Abstract
Innate immunity is part of the antiviral response. Interferon (IFN)-beta plays a leading role in this system. To investigate the influence of hepatitis C virus (HCV) on innate immunity, we examined the effect of viral proteins on IFN-beta induction. HepG2 cells were co-transfected with plasmids for seven HCV proteins (core protein, NS2, NS3, NS4A, NS4B, NS5A, and NS5B) and the IFN-beta promoter luciferase. Toll-like receptor (TLR) 3 and Toll/IL-1 receptor domain-containing adapter inducing IFN-beta (TRIF) play key roles in dsRNA-mediated activation of interferon regulatory factor (IRF)-3 and IFN-beta; therefore, the participation of TLR3/TRIF in NS5B-mediated IFN induction was examined. Among seven HCV proteins, only NS5B, a viral RNA-dependent RNA polymerase (RdRp), activated the IFN-beta promoter. However, mutant NS5B without RdRp activity or template/primer association did not activate the IFN-beta promoter. Activation of the IFN-beta promoter by NS5B required the positive regulatory domain III, a binding sequence for IRF-3. Moreover, IRF-3 was phosphorylated by NS5B. Both inhibition of TLR3 expression by small interfering RNA and expression of the dominant negative form of TRIF significantly reduced NS5B-induced activation of IFN-beta. Of the six other HCV proteins, NS4A, NS4B, and NS5A efficiently inhibited this activation. HCV NS5B is a potent activator of the host innate immune system, possibly through TLR3/TRIF and synthesis of dsRNA. Meanwhile, NS4A, NS4B, and NS5A block IFN-beta induction by NS5B, which may contribute toward the persistence of this virus.

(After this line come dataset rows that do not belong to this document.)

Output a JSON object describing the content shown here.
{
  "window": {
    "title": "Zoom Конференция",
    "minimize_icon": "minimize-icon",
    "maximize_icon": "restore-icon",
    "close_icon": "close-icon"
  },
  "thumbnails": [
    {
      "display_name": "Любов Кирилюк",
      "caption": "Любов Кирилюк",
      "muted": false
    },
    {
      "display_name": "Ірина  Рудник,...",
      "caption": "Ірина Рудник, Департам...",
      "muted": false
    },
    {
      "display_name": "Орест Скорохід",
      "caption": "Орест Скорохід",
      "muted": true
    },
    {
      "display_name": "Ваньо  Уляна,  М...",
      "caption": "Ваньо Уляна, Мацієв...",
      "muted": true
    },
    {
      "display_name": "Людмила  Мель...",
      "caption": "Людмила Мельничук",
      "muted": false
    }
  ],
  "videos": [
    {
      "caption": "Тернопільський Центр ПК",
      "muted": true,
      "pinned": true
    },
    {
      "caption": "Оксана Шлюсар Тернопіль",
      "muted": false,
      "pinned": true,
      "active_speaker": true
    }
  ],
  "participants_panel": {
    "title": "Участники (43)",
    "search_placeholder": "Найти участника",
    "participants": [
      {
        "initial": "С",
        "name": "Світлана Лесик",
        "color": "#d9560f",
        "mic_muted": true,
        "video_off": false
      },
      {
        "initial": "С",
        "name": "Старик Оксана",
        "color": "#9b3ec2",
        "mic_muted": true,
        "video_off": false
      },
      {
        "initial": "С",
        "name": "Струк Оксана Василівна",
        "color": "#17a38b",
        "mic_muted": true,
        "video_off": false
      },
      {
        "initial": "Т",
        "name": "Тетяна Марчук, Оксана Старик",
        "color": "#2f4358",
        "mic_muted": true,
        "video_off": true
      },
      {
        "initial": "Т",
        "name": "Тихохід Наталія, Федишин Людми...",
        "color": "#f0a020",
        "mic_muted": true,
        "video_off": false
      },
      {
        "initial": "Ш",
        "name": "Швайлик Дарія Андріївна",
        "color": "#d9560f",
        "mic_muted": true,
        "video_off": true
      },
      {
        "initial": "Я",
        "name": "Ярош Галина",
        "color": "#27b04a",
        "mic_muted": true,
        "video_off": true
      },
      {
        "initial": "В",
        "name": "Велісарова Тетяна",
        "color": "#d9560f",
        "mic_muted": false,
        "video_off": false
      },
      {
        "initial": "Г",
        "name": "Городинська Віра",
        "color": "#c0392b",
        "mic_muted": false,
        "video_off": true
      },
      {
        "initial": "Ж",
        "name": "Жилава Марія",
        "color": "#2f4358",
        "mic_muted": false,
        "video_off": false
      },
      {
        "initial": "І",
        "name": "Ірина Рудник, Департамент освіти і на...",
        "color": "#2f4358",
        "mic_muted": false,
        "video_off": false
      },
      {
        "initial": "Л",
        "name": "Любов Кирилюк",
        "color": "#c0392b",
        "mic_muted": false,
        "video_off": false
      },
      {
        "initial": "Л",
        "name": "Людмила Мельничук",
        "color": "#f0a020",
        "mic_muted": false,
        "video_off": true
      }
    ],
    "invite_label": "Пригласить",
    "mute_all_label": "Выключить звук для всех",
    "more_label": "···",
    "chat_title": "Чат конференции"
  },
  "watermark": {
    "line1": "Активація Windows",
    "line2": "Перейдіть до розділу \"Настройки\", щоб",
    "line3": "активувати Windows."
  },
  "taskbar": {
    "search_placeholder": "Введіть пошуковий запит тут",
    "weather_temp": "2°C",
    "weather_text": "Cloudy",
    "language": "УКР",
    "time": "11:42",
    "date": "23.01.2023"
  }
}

Keywords: HCV, Persistent infection, Innate immunity, Toll-like receptor, Toll/IL-1 receptor domain-containing adapter inducing IFN-beta
Introduction
Hepatitis C virus (HCV) is a major causative agent of chronic hepatitis, cirrhosis, and hepatocellular carcinoma (HCC) throughout the world [1–3]. HCV is a positive-sense, ssRNA virus, consisting of an approximately 10-kb genome containing a large open reading frame, encoding a polyprotein precursor of 3010–3033 amino acids and an untranslated region at the 5′ and 3′ ends. The putative organization of the HCV genome includes the 5′-untranslated region, 3–4 structural proteins (core, E1, and E2/p7), six non-structural (NS) proteins (NS2, NS3, NS4A, NS4B, NS5A, and NS5B), and the 3′-untranslated region [4, 5]. NS5B is a viral RNA-dependent RNA polymerase (RdRp) with the GDD motif, which is highly conserved among RdRp [6, 7].
Viral infection induces an innate immune response, including the production of interferon (IFN) and other cytokines [8]. Initially, Toll-like receptor (TLR) 3 recognizes dsRNA, a replicative intermediate generated in the course of viral RNA replication, and triggers activation of the innate immune system [9]. TLR3 then activates IFN regulatory factor (IRF)-3 through the adapter protein Toll/Interleukin-1 receptor domain containing adapter inducing IFN-beta (TRIF) [10–12]. Phosphorylated and dimerized IRF-3 upregulates the IFN-beta promoter [13, 14]. Finally, IFN-beta binds to its cell surface type 1 receptor, activates the Janus kinase and signal transducer of transcription (JAK-STAT) pathway, and induces the IFN regulated genes responsible for the antiviral response [15].
Persistent HCV infection probably results from disruption of host antiviral immunity [16–18]. Recently, it was reported that HCV NS3/4A protein blocks the phosphorylation and effector actions of IRF-3 [19, 20]. However, the influence of HCV on innate immunity has not been elucidated. Therefore, in this study, we analyzed the effect of HCV proteins on the innate immune system, especially induction of IFN-beta.
Materials and methods
Cell culture
HepG2 (human hepatoblastoma) cells were obtained from RIKEN cell bank (Tsukuba, Japan). Cells were maintained in Dulbecco’s Modified Eagle’s Medium (DMEM) containing 10% fetal bovine serum. Cells were cultured in 100-mm tissue culture dishes (IWAKI Glass, Chiba, Japan) at 37°C in humidified air containing 5% CO2, and passaged at intervals of 3 or 4 days.
Construction of plasmids expressing HCV proteins
Plasmids expressing HCV proteins were constructed as described previously [21]. Briefly, HCV core, NS2, NS3, NS4A, NS4B, NS5A, and NS5B derived from genotype 1b were cloned into the Xho1 site of pCXN2 (kindly provided by J. Miyazaki, Osaka University, Japan), a mammalian expression vector with β-actin-based CAG promoter and SV40 origin. Expression of these HCV proteins was confirmed by Western blotting [21].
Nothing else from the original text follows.